What follows is mostly a form of apologia, justifications for straying from the text to make the translation (with any luck) stand on its own.  For the most part, places where the translation sticks to the text are not mentioned.


In the first stanza, Hugo and his daughter watch the day dying on the riverbank – though “strand” rhymes better – with the earth plunging into darkness – though the translation might give the impression the darkness comes to the earth and not vice-versa.  Finally, the night rises (rather than falling).


In the second stanza, it’s specifically the pale night’s brow that rises into the clouds, while the world disappears and sadness descends even as sorrow or suffering is on the rise.


The third stanza again sees darkness and night as entities, this time poured out from an urn over the landscape; note that those who are watchful can see the process unfold; it is mysterious but not hidden.


The next stanza sees both the darkness unfolding and something more, something glorious coming about under God’s eyes.  Are these eyes watchful?  Or unaware?  It isn’t said, but the answer should be clear.


In the fifth stanza, I fudged the translation, hopefully accurately.  The first B line reads, “Rêveur, Jehovah,” and would best be translated, “A dreamer, Jehovah…” before sharing Hugo’s vision of loss, a shadow within.  Neither “dreamer” nor “Jehovah” lend themselves to rhyming; I chose to represent the action, rather than nature, of Hugo’s mind in order to make the rhyme and clarify a line that may confuse.

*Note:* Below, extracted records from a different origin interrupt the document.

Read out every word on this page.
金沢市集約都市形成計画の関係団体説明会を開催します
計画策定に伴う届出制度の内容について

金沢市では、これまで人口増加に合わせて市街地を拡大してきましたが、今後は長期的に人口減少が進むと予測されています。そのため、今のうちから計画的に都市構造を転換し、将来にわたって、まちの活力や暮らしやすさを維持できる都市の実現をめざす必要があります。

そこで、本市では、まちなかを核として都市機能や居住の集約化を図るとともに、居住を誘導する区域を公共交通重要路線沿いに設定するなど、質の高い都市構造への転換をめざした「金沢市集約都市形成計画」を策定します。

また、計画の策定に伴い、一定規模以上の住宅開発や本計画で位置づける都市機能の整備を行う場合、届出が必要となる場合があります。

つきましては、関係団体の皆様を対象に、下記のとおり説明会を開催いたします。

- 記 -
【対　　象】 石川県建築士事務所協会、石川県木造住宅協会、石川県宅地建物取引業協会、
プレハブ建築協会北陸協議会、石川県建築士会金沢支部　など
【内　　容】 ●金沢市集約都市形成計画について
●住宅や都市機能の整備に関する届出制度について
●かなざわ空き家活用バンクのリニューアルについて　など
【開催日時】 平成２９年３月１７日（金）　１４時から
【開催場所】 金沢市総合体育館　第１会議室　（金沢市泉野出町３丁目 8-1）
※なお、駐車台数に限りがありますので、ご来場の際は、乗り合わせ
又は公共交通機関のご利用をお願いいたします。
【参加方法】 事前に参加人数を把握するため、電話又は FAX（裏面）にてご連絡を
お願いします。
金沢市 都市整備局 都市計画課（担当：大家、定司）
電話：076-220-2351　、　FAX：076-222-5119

In the sixth and seventh stanzas, we conclude part I with the daughter finally speaking, specifically noting two points of light around the dune (reduced to sand for rhyming in stanza six but with the hillside hopefully making it clear that we are not dealing with a broad sandy beach).  And then comes the big conclusion to part I, the revelation that there are two worlds, the point on which part II starts.